Infineanche il quarto motivo è infondato e, anche il tal caso, 

la giurisprudenza citata a sostegno di questo motivo risulta non pertinente”.

LA GIUSTIFICAZIONE DEL LEGALE

In sede di trattazione orale, alla richiesta di chiarimenti, il difensore della parte ricorrente ha affermato di aver citato nel ricorso della giurisprudenza reperita mediante strumenti di ricerca basati sull’intelligenza artificiale che hanno generato risultati errati.

Al riguardo, 

“Il Collegio ritiene che si tratti di una circostanza alla quale non può riconoscersi una valenza esimente, in quanto la sottoscrizione degli atti processuali ha la funzione di attribuire la responsabilità degli esiti degli scritti difensivi al sottoscrittore indipendentemente dalla circostanza che questi li abbia redatti personalmente o avvalendosi dell’attività di propri collaboratori o di strumenti di intelligenza artificiale.

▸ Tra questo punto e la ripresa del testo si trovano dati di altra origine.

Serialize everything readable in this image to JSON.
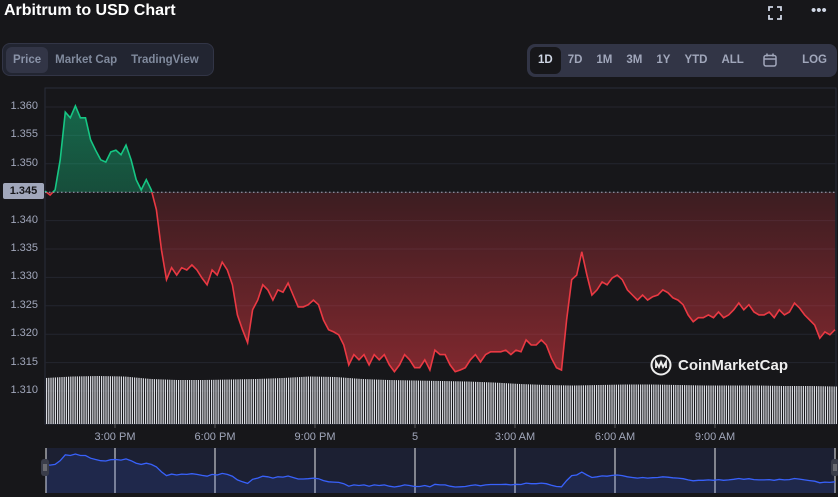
{
  "header": {
    "title": "Arbitrum to USD Chart",
    "fullscreen_icon": "fullscreen-icon",
    "more_icon": "more-icon"
  },
  "tabs": [
    {
      "label": "Price",
      "active": true
    },
    {
      "label": "Market Cap"
    },
    {
      "label": "TradingView"
    }
  ],
  "ranges": [
    {
      "label": "1D",
      "active": true
    },
    {
      "label": "7D"
    },
    {
      "label": "1M"
    },
    {
      "label": "3M"
    },
    {
      "label": "1Y"
    },
    {
      "label": "YTD"
    },
    {
      "label": "ALL"
    },
    {
      "icon": "calendar-icon"
    },
    {
      "label": "LOG"
    }
  ],
  "watermark": "CoinMarketCap",
  "chart_data": {
    "type": "line",
    "title": "Arbitrum to USD Chart",
    "ylim": [
      1.3085,
      1.3635
    ],
    "y_ticks": [
      "1.360",
      "1.355",
      "1.350",
      "1.345",
      "1.340",
      "1.335",
      "1.330",
      "1.325",
      "1.320",
      "1.315",
      "1.310"
    ],
    "x_ticks": [
      "3:00 PM",
      "6:00 PM",
      "9:00 PM",
      "5",
      "3:00 AM",
      "6:00 AM",
      "9:00 AM"
    ],
    "reference_price": 1.345,
    "reference_label": "1.345",
    "colors": {
      "up": "#16c784",
      "down": "#ea3943",
      "navigator_line": "#3861fb"
    },
    "price": [
      1.3452,
      1.3445,
      1.3454,
      1.3507,
      1.3591,
      1.3581,
      1.3602,
      1.3581,
      1.3581,
      1.3542,
      1.3524,
      1.3507,
      1.3503,
      1.3521,
      1.3524,
      1.3516,
      1.3533,
      1.3507,
      1.3472,
      1.3454,
      1.3472,
      1.3454,
      1.3419,
      1.3348,
      1.3296,
      1.3317,
      1.3304,
      1.3317,
      1.3313,
      1.3322,
      1.3313,
      1.3299,
      1.3287,
      1.3313,
      1.3304,
      1.3327,
      1.3313,
      1.3287,
      1.3234,
      1.3208,
      1.3185,
      1.3243,
      1.326,
      1.3287,
      1.3278,
      1.326,
      1.3278,
      1.3274,
      1.329,
      1.3269,
      1.3248,
      1.3248,
      1.3252,
      1.326,
      1.3252,
      1.3225,
      1.3208,
      1.3204,
      1.3199,
      1.3181,
      1.3146,
      1.3164,
      1.3155,
      1.3164,
      1.3146,
      1.3164,
      1.3155,
      1.3164,
      1.3146,
      1.3134,
      1.3146,
      1.3164,
      1.3155,
      1.3141,
      1.3141,
      1.3155,
      1.3137,
      1.3172,
      1.3164,
      1.3164,
      1.3146,
      1.3134,
      1.3137,
      1.3141,
      1.3155,
      1.3164,
      1.3151,
      1.3164,
      1.3169,
      1.3169,
      1.3169,
      1.3172,
      1.3164,
      1.3172,
      1.3169,
      1.319,
      1.3181,
      1.3181,
      1.319,
      1.3181,
      1.3158,
      1.3141,
      1.3137,
      1.3225,
      1.3296,
      1.3304,
      1.3345,
      1.3304,
      1.3269,
      1.3278,
      1.3292,
      1.3287,
      1.3299,
      1.3304,
      1.3296,
      1.3278,
      1.3269,
      1.326,
      1.3269,
      1.326,
      1.3266,
      1.3269,
      1.3278,
      1.3273,
      1.3264,
      1.326,
      1.3252,
      1.3234,
      1.3222,
      1.3229,
      1.3229,
      1.3234,
      1.3229,
      1.3239,
      1.3229,
      1.3234,
      1.3243,
      1.3255,
      1.3243,
      1.3252,
      1.3239,
      1.3234,
      1.3234,
      1.3239,
      1.3229,
      1.3243,
      1.3234,
      1.3239,
      1.3255,
      1.3246,
      1.3234,
      1.3225,
      1.3216,
      1.3193,
      1.3204,
      1.3199,
      1.3208
    ],
    "volume_relative": [
      0.92,
      0.95,
      0.96,
      0.95,
      0.9,
      0.88,
      0.88,
      0.89,
      0.9,
      0.92,
      0.95,
      0.94,
      0.9,
      0.88,
      0.87,
      0.86,
      0.85,
      0.83,
      0.8,
      0.78,
      0.77,
      0.78,
      0.79,
      0.79,
      0.78,
      0.77,
      0.77,
      0.77,
      0.76,
      0.76,
      0.75
    ]
  }
}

Inoltre il difensore, in osservanza del principio della centralità della decisione umana (cfr. “La carta dei principi per un uso consapevole dei sistemi di intelligenza artificiale in ambito forense” redatta dall’Ordine degli Avvocati di Milano nel 2024 e reperibile sul sito istituzionale), ha un onere di verifica e controllo dell’esito delle ricerche effettuate con i sistemi di intelligenza artificiale,possibile fonte di risultati errati comunemente qualificati come “allucinazioni da intelligenza artificiale”, che si verificano quando tali sistemi inventano risultati inesistenti ma  apparentemente coerenti con il tema trattato”.

LA SEGNALAZIONE ALLORDINE

Il Collegio, dunque, ai sensi dell’art. 88 cod. proc. civ., relativo al dovere del difensore di comportarsi in giudizio con lealtà e probità, ha disposto l’invio di copia della sentenza al Consiglio dell’Ordine degli Avvocati di Milano per le valutazioni di competenza. 

Infatti, come ribadito dal Tribunale amministrativo, 

“Nel ricorso tutte le sentenze citate a sostegno dell’affermazione dell’illegittimità dei provvedimenti impugnati richiamano estremi di pronunce non pertinenti e le massime indicate in molti casi sono riferibili ad orientamenti giurisprudenziali non noti. Tale condotta introduce elementi potenzialmente idonei ad influenzare il contraddittorio processuale e la fase decisoria verso un percorso non corretto, e […] rende inutilmente gravosa, da parte del giudice e delle controparti, l’attività di controllo della giurisprudenza citata e dei principi dalla stessa apparentemente affermati”.